# CNN classifier

Congratulations, here's your first homework! You'll learn the art of training deep image classifiers. You might remember `03 seminar` about training CIFAR10 classifier, this homework is also about training **CIFAR10 classifier**, but this time you'll have to do it on your own and with some extra features.

## Data
Your dataset is CIFAR10. Check out `03 seminar` on how to load train and val data splits.

**Note:** for training you can only use `train` dataset.

## Game rules:
Maximum score you can get for this task is **10.0**.

Half of 10 points you can get by reaching high val accuracy (as listed in table below):

- accuracy > 60.0 -> **1 point**
- accuracy > 70.0 -> **2 points**
- accuracy > 80.0 -> **3 points**
- accuracy > 90.0 -> **4 points**
- accuracy > 92.5 -> **5 points**

Another half of 10 points you can get by adding following features to your training pipeline. It's okay if you see some technics for the first time (that was the idea). Feel free to google and dive into topic on your own, it's homework after all:
1. Data augmentations. Check out [this article](https://medium.com/nanonets/how-to-use-deep-learning-when-you-have-limited-data-part-2-data-augmentation-c26971dc8ced) (**1 point**)
2. [LR schedule](https://pytorch.org/docs/stable/optim.html#torch.optim.lr_scheduler.ReduceLROnPlateau) (**0.5 point**)
3. Finetune pretrained model from [torchvision.models](https://pytorch.org/docs/stable/torchvision/models.html) (except AlexNet!) (**1 point**)
4. Implement [ResNet model](https://medium.com/@14prakash/understanding-and-implementing-architectures-of-resnet-and-resnext-for-state-of-the-art-image-cf51669e1624) (**2 points**)
5. Use of [tensorboardX](https://github.com/lanpa/tensorboardX) to monitor training process (**0.5 points**)

As a result you have to submit **notebook with working code** (results will be reproduced during homework cheking) and **short report** (write it in the same notebook) about things you tried and what tasks you managed to implement. Good luck and have fun!

In [1]:
import torch
import torchvision
import torchvision.transforms as transforms
import torch.optim as optim
import torch.nn as nn

from tqdm import tqdm_notebook as tqdm

from tensorboardX import SummaryWriter
from datetime import datetime
import os

In [2]:
batch_size = 4
device = torch.device('cuda')#torch.device("cuda") if torch.cuda.is_available() else torch.device("cpu")

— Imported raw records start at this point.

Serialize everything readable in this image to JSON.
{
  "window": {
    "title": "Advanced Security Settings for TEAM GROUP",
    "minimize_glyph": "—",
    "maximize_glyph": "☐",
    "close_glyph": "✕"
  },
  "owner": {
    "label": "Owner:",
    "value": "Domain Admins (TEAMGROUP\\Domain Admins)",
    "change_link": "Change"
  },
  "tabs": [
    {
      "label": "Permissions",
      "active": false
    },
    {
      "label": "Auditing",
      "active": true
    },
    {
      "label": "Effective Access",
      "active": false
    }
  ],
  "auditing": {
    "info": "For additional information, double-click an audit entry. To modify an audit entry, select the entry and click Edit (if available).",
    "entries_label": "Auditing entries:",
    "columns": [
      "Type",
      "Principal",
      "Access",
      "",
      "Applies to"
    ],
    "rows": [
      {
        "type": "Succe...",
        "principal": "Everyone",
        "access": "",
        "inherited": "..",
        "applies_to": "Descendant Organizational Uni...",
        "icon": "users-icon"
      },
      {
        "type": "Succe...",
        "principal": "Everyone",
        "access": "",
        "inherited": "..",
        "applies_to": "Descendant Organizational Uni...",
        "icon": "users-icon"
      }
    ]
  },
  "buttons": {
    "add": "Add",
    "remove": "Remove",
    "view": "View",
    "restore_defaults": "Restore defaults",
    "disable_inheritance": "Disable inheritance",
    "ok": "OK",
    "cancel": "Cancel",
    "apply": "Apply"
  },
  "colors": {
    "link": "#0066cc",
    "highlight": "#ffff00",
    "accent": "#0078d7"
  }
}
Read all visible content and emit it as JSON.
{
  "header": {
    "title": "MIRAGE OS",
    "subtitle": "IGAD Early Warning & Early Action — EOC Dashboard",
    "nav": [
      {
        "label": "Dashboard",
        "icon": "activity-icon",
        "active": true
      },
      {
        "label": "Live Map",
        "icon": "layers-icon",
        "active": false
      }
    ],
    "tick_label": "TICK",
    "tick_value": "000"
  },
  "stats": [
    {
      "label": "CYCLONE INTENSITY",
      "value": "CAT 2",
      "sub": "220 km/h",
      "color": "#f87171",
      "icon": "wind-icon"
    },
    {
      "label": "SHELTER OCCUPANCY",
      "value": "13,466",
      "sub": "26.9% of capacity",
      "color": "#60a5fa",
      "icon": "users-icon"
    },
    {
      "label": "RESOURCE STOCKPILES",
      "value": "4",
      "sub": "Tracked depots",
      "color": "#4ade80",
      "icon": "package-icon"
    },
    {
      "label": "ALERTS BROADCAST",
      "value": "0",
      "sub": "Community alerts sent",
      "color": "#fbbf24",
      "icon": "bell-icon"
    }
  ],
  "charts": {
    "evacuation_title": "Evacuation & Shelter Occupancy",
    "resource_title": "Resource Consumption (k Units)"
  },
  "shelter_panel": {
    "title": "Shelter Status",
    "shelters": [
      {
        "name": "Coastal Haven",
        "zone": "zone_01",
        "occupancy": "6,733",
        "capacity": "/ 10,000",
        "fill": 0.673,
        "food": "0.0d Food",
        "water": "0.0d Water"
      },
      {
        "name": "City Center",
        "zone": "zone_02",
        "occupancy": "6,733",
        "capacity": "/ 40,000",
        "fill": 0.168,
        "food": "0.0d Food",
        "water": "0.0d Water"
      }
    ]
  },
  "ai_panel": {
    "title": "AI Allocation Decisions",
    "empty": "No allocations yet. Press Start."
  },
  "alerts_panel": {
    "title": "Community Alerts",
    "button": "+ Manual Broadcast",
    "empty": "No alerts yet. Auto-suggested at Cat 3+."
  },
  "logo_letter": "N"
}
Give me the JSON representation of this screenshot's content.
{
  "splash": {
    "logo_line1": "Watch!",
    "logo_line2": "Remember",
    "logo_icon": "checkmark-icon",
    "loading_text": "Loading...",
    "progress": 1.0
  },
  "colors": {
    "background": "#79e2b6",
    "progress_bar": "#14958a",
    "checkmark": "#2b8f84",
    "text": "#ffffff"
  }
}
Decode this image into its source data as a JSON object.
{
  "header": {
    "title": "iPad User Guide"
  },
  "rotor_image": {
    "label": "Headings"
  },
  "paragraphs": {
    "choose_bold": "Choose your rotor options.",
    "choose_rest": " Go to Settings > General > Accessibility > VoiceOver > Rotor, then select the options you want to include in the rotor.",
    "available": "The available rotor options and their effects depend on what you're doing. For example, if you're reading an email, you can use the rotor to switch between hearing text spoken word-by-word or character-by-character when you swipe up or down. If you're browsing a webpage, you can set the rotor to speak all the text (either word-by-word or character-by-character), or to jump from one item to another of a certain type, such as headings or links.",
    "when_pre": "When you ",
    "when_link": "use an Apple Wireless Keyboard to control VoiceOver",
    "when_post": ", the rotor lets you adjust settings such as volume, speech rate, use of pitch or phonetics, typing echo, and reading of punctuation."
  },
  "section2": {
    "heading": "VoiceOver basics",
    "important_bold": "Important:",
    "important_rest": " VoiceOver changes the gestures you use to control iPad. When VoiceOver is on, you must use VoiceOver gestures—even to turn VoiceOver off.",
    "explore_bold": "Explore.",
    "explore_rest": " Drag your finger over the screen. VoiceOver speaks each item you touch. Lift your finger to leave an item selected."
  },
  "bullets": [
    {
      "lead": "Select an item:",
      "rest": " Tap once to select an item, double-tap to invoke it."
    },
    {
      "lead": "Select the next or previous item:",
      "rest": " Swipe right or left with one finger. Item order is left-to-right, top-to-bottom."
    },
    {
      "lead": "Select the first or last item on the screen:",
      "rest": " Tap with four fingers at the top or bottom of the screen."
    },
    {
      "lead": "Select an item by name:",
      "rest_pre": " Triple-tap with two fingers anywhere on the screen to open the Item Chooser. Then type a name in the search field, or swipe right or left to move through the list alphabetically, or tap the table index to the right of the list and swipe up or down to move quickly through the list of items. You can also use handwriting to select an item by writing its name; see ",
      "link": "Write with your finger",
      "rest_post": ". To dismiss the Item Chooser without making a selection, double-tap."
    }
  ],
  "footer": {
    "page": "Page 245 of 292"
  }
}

transform = transforms.Compose([
    transforms.Resize((256,256)),
    transforms.ToTensor(),
    transforms.Normalize(mean=[0.485, 0.456, 0.406],
                         std=[0.229, 0.224, 0.225])
])

classes = ('plane', 'car', 'bird', 'cat', 'deer', 'dog', 'frog', 'horse', 'ship', 'truck')

In [3]:
train_dataset = torchvision.datasets.CIFAR10(
    root='./data',
    train=True,
    download=True,
    transform=transform
)
train_dataloader = torch.utils.data.DataLoader(train_dataset, batch_size=batch_size, shuffle=True, num_workers=2)

print("len(train_dataset) =", len(train_dataset))

val_dataset = torchvision.datasets.CIFAR10(
    root='./data',
    train=False,
    download=True,
    transform=transform
)
val_dataloader= torch.utils.data.DataLoader(val_dataset, batch_size=batch_size, shuffle=False, num_workers=2)

print("len(val_dataset) =", len(val_dataset))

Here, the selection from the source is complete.